Après l’Eurovision, les hackers pro-russes visent d’autres institutions italiennes

Ni une ni deux, mais plusieurs attaques ont tenté de perturber la demi-finale et la finale de l’édition 2022 de l’Eurovision qui s’est tenue à Turin plutôt ce mois de mai. Les attaques ont été revendiquées par des hackers pro-russes qui viennent de cibler d’autres institutions italiennes.

L’attaque de l’Eurovision revendiquée par les hackers pro-russes

La Russie s’est mise à dos de nombreux pays après l’invasion de l’Ukraine. De nombreuses institutions l’ont aussi écarté. Le concours de chant européen Européen ne déroge pas à la règle. Celle-ci a empêché la Russie de participer à l’édition 2022 de l’Eurovision.

Les Russes semblent pourtant avoir été présents à cet événement culturel, mais à travers les attaques. En effet, lors de la demi-finale et de la finale du concours qui s’est déroulé plus tôt ce mois de mai à Turin, des hackers ont lancé des attaques contre le système informatique de l’organisation.

Les attaques ont par la suite été revendiquées par Killnet, un gang de hackers pro-russes. Les attaquants ont mené une attaque DDos. Heureusement, la police italienne a pu les intercepter et les arrêter selon les déclarations officielles. 

D’autres institutions italiennes visées

Le même groupe de hackers, Killnet, déclare avoir mené d’autres attaques contre les sites Web de nombreuses institutions italiennes quelques jours seulement après l’attaque de l’Eurovision. 

Dans un communiqué, la société de cybersécurité italienne Yarix fait état d’une cinquantaine de victimes parmi lesquelles  le Conseil supérieur de la magistrature italien. L’agence des douanes et le ministère des Affaires étrangères font aussi partie de la liste.

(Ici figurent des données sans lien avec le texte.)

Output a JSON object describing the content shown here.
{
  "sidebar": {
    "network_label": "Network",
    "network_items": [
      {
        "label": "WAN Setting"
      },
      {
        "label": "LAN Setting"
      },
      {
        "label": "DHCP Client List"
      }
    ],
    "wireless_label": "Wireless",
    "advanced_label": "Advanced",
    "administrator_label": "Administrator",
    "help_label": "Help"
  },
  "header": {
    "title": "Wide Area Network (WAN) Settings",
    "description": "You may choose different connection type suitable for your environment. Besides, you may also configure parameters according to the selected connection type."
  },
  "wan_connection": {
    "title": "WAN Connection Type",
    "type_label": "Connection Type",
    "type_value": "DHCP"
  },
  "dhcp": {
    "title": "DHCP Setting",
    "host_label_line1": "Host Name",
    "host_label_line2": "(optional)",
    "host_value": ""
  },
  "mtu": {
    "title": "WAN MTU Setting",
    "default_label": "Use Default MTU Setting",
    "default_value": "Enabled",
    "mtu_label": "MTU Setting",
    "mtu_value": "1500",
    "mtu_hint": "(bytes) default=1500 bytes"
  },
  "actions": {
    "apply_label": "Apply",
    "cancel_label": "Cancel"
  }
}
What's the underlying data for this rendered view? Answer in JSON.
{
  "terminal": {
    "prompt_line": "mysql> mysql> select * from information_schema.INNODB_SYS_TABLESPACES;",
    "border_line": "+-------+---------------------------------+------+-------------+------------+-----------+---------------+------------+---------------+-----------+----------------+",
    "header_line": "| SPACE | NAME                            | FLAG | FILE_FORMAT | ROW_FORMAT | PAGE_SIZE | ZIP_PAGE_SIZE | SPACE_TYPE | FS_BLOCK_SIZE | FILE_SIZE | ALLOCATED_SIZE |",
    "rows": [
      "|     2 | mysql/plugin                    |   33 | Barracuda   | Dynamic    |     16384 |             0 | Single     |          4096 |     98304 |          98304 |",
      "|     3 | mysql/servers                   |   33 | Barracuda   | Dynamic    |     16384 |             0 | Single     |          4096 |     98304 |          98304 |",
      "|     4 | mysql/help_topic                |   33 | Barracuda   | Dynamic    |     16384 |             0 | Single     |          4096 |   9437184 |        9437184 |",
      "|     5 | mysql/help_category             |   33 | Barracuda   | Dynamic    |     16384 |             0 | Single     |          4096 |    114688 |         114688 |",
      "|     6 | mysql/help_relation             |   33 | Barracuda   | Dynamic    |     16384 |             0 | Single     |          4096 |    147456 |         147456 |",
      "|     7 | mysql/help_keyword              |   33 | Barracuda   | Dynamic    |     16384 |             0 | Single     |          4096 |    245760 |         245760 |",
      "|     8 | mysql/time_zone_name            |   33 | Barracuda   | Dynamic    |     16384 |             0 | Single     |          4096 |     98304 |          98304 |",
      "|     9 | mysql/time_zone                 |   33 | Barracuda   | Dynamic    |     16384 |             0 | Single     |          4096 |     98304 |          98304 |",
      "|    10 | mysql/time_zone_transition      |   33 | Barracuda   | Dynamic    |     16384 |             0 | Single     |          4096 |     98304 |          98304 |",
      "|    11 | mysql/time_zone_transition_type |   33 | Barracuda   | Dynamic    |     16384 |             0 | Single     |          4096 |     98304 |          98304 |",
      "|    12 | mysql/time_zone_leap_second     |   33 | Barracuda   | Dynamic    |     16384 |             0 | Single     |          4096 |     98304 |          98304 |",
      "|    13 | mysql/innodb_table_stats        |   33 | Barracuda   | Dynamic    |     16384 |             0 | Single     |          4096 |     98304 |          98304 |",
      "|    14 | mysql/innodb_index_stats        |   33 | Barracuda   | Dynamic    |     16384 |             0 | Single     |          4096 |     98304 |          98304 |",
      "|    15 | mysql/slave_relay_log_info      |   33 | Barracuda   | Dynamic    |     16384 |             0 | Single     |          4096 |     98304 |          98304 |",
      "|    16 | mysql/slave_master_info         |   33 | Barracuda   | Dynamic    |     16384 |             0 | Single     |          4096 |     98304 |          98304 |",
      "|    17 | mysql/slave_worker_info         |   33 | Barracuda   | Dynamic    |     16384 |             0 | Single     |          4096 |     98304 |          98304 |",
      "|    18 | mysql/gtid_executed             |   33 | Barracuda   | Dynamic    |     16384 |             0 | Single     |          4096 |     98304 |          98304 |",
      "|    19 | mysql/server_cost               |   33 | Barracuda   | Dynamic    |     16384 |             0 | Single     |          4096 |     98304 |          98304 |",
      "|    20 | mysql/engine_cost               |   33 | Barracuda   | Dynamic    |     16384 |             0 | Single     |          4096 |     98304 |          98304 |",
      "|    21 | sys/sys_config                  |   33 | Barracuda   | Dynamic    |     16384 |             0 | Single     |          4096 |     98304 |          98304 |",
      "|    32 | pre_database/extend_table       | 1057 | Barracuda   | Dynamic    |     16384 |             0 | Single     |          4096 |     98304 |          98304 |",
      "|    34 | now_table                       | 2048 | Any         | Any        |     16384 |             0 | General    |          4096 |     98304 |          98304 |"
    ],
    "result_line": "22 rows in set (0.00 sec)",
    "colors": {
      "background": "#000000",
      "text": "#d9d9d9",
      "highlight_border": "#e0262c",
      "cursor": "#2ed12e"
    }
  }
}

Il en est de même pour le site Web du Ministère de la Défense qui a été en maintenance après l’attaque. Il a fallu quelques heures avant la restauration du système. Le site du Sénat était également dans le collimateur des hackers. Celui-ci a dû être mis hors service durant quelques heures. 

Dans un message, Killnet dit déclarer la guerre à de nombreux pays. D’ailleurs, les sites de certaines organisations gouvernementales et institutions aux États-Unis, en Pologne, en République tchèque, en Estonie auraient aussi été visés par des attaques de DDos. Toujours par les mêmes acteurs.